Interpretation: Analysing the gastrointestinal resistome can provide insights into the effects of antibiotics on the risk of antibiotic-resistant infections. In this study, antibiotic prophylaxis with trimethoprim-sulfamethoxazole or levofloxacin during induction therapy for acute lymphoblastic leukaemia appeared to increase the short-term and medium-term risk of colonisation with bacteria resistant to these antibiotics, but not to other drugs. More research is needed to determine the longer-term effects of antibacterial prophylaxis on colonisation with antibiotic-resistant bacteria.

Funding: Children's Infection Defense Center at St Jude Children's Research Hospital, American Lebanese Syrian Associated Charities, and National Institutes of Health.

Figure 1:. Changes in prevalence and relative abundance of trimethoprim-sulfamethoxazole antibiotic resistance genes during induction therapy for acute lymphoblastic leukaemia

(A) Prevalence of trimethoprim-sulfamethoxazole resistance genes estimated from generalised linear mixed models, with and without prophylaxis group effect and accounting for sequence depth. The significance of the change in prevalence of trimethoprim-sulfamethoxazole resistance genes during induction therapy was not evaluated because the overall prevalence was too high. (B) Estimated changes in relative abundance of trimethoprim-sulfamethoxazole antibiotic resistance genes, estimated from generalised linear mixed models and expressed as the fold change in RPKM. RPKM=reads per kilobase gene length per million bacterial reads.
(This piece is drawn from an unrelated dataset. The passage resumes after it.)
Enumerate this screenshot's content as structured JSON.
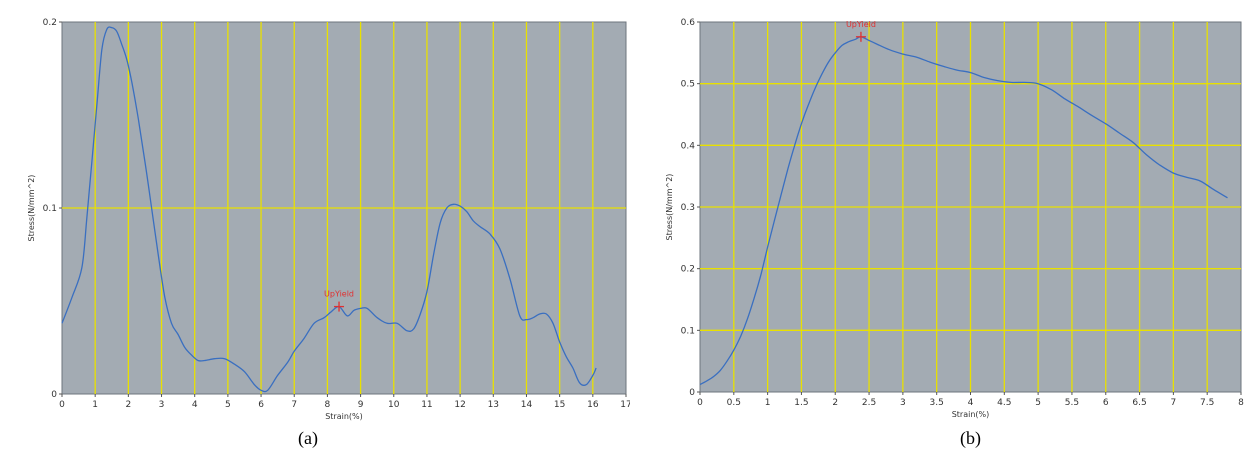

Figure 2:. Changes in prevalence and relative abundance of fluoroquinolone antibiotic resistance genes and topoisomerase point mutations during induction therapy for acute lymphoblastic leukaemia

(A) Prevalence of all quinolone antibiotic resistance genes and resistance mutations and of the topoisomerase point mutation subset (mutations in the gyrA and parC, which confer resistance to fluoroquinolones), estimated from generalised linear mixed models, with and without prophylaxis group effect and accounting for sequence depth. (B) Estimated changes in relative abundance of quinolone antibiotic resistance genes, primarily topoisomerase point mutations, estimated as the fold change in RPKM from generalised linear mixed models. RPKM=reads per kilobase gene length per million bacterial reads.

Figure 3:. Changes in prevalence and relative abundance of selected antibiotic resistance gene classes during induction therapy for acute lymphoblastic leukaemia

(A) Prevalence of aminoglycoside, β-lactam, multidrug, and vancomycin resistance genes estimated from generalised linear mixed models. (B) Estimated changes in relative abundance of aminoglycoside, β-lactam, multidrug, and vancomycin resistance genes estimated from generalised linear mixed models. RPKM=reads per kilobase per million bacterial reads.